Llamé pues a la madre, a fin de anunciarle nuestra visita y tratar de convenir con ella la hora en que pudiera recibirnos con menor trastorno. Margarethe, a juzgar por cómo sonaba su voz a través de la línea telefónica, me pareció, de entrada, una persona en precaria posesión de su cerebro.

– Sí, ¿quién es? -murmuró, con voz desmayada.

– Soy el sargento Vila, de la Guardia Civil -dije, despacio-. Ayer estuve hablando con su cuñado, creo que él ya la avisó de que la llamaría.
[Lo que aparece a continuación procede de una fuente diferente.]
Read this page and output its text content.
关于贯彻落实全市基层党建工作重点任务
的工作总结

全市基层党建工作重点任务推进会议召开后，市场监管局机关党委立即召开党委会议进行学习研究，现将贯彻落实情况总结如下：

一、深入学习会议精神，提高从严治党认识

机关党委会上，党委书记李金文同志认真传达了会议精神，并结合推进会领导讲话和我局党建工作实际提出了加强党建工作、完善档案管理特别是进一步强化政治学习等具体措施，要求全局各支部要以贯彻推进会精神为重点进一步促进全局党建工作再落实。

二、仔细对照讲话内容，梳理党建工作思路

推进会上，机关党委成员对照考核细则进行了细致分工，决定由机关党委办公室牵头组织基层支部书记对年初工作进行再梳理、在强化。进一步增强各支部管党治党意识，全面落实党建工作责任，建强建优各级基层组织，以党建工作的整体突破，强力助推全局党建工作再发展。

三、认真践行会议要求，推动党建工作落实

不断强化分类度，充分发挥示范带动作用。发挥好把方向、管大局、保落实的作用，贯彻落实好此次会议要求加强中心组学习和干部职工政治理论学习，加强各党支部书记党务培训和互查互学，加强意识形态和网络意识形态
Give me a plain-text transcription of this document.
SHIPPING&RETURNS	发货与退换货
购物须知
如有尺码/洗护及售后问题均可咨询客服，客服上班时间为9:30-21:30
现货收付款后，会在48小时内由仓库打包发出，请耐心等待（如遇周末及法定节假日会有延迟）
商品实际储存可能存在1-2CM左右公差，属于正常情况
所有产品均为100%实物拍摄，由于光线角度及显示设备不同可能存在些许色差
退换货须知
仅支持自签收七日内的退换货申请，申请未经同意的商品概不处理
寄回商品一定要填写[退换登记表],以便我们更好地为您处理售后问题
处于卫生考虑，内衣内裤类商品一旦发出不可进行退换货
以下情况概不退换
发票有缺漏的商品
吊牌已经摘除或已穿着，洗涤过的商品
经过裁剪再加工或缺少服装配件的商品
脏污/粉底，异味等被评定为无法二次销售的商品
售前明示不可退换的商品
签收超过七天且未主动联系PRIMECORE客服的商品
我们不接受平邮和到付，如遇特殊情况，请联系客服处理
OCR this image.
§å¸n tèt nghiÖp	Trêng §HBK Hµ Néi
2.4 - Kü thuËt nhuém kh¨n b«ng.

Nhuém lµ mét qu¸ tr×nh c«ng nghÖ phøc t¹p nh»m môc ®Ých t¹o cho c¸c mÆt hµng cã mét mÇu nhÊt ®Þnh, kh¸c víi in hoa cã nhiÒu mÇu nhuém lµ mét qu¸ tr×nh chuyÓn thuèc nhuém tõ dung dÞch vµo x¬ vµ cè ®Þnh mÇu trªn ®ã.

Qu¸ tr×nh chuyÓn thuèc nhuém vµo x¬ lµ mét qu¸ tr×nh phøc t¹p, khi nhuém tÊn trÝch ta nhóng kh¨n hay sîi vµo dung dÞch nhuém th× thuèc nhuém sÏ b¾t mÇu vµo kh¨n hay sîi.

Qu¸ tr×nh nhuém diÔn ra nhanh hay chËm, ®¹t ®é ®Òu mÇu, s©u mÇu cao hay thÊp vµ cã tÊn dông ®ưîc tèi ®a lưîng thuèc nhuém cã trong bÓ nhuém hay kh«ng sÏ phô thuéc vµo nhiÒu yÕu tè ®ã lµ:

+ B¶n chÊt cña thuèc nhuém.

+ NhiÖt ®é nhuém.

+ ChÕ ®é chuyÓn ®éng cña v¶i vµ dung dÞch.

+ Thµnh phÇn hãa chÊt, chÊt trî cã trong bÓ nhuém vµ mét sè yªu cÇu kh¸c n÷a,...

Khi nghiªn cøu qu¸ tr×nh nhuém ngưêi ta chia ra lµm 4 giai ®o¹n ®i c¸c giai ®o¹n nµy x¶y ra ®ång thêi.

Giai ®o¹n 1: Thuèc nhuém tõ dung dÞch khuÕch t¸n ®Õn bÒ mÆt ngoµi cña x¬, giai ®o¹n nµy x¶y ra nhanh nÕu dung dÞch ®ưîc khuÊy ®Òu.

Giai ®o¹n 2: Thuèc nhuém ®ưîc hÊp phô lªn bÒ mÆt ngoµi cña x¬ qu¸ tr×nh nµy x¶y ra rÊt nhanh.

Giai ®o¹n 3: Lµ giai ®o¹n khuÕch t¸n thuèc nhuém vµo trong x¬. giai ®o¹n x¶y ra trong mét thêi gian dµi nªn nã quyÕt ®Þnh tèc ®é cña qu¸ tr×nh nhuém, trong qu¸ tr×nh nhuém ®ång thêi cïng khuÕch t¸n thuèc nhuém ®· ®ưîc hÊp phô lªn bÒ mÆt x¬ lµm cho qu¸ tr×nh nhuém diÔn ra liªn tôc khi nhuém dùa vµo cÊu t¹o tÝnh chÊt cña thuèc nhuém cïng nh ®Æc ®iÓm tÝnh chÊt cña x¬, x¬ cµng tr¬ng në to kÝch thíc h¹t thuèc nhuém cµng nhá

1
– ¿Villa, dice usted? -preguntó, recelosa-. No, él me dio otro apellido. Uno así como, italiano, espere, lo tengo apuntado por ahí.

– Sí, quizá le dij…

Pero antes de que pudiera explicarle nada, oí el inconfundible ruido que hace un auricular al dejarlo sin mucho cuidado sobre una superficie dura. Margarethe tardó más de medio minuto en volver a irrumpir en la línea.

– A ver -dijo-, el apellido que yo tengo aquí apuntado es…

– Bevilacqua -me adelanté.

– Be-vi-la-gua -recitó, indiferente a lo que yo acababa de decirle.

– Eso es. Pero como resulta un poco difícil de pronunciar…

– Y usted me ha dicho que su apellido es… ¿Viña? ¿Qué pasa, por qué no me llama ese Bevila… Bevilagua? -inquirió, angustiada.

– Soy yo mismo -expliqué, resignado-. El sargento Bevilacqua. Me llaman Vila porque a la mayoría de la gente se le hace más fácil.

– No lo entiendo. ¿Por qué si se llama de una manera deja que le llamen de otra? ¿Por qué me dice que se llama como en realidad no se llama?

Aquella conversación empezó a parecerme un déjà-vu de las muchas veces en que me he visto sumido en una situación absurda, y especialmente de la sensación que me acometió cuando, con veinte años, y por prescripción de un profesor sádico, me metí entre pecho y espalda el famoso Tractatus de Wittgenstein. De todo el libro, sólo se grabó en mi memoria la última frase: sobre aquello de lo que no se puede hablar, hay que callar. Un consejo lleno de inteligencia, que puse en práctica con aquella mujer.